Consider the unsupervised classification problem in random hypergraphs under the non-uniform \emph{Hypergraph Stochastic Block Model} (HSBM) with two equal-sized communities ($n/2$), where each edge appears independently with some probability depending only on the labels of its vertices. In this paper, an \emph{information-theoretical} threshold for strong consistency is established. Below the threshold, every algorithm would misclassify at least two vertices with high probability, and the expected \emph{mismatch ratio} of the eigenvector estimator is upper bounded by $n$ to the power of minus the threshold. On the other hand, when above the threshold, despite the information loss induced by tensor contraction, one-stage spectral algorithms assign every vertex correctly with high probability when only given the contracted adjacency matrix, even if \emph{semidefinite programming} (SDP) fails in some scenarios.
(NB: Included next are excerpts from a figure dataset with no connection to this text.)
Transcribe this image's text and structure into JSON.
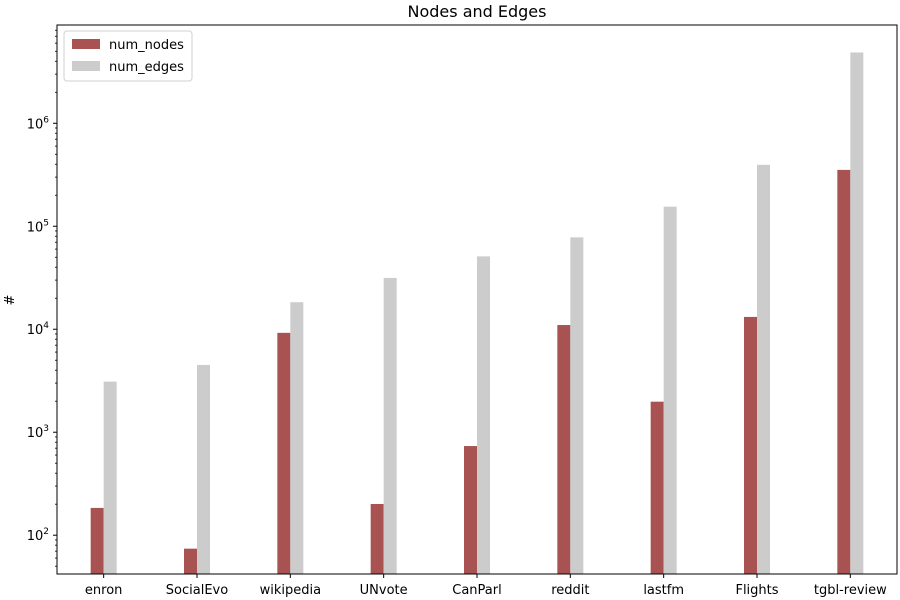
{
  "chart_data": {
    "type": "bar",
    "title": "Nodes and Edges",
    "xlabel": "",
    "ylabel": "#",
    "yscale": "log",
    "ylim": [
      42,
      9000000
    ],
    "grid": false,
    "legend_placement": "top-left",
    "categories": [
      "enron",
      "SocialEvo",
      "wikipedia",
      "UNvote",
      "CanParl",
      "reddit",
      "lastfm",
      "Flights",
      "tgbl-review"
    ],
    "series": [
      {
        "name": "num_nodes",
        "color": "#a85252",
        "values": [
          184,
          74,
          9227,
          201,
          734,
          10984,
          1980,
          13169,
          352637
        ]
      },
      {
        "name": "num_edges",
        "color": "#cccccc",
        "values": [
          3100,
          4500,
          18300,
          31500,
          51000,
          78000,
          155000,
          395000,
          4870000
        ]
      }
    ],
    "y_ticks": [
      {
        "base": "10",
        "exp": "2"
      },
      {
        "base": "10",
        "exp": "3"
      },
      {
        "base": "10",
        "exp": "4"
      },
      {
        "base": "10",
        "exp": "5"
      },
      {
        "base": "10",
        "exp": "6"
      }
    ]
  }
}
Moreover, strong consistency is achievable by aggregating information from all uniform layers, even if it is impossible when each layer is considered alone. Our conclusions are supported by both theoretical analysis and numerical experiments.

翻译：考虑非均匀超图随机块模型下随机超图的无监督分类问题，其中包含两个规模相等的社区（n/2），每条边以仅依赖于其顶点标签的概率独立出现。本文建立了强一致性的信息论阈值。低于该阈值时，任何算法都会以高概率至少错分两个顶点，且特征向量估计器的期望错分率上限为n的负阈值次幂。另一方面，当高于阈值时，尽管张量收缩导致信息损失，但仅基于收缩邻接矩阵的一阶段谱算法能够以高概率正确分类所有顶点，即使半定规划在某些场景下失效。此外，即使单独考虑每个均匀层时无法实现强一致性，通过聚合所有均匀层的信息也可达成该目标。理论分析与数值实验均支持本文结论。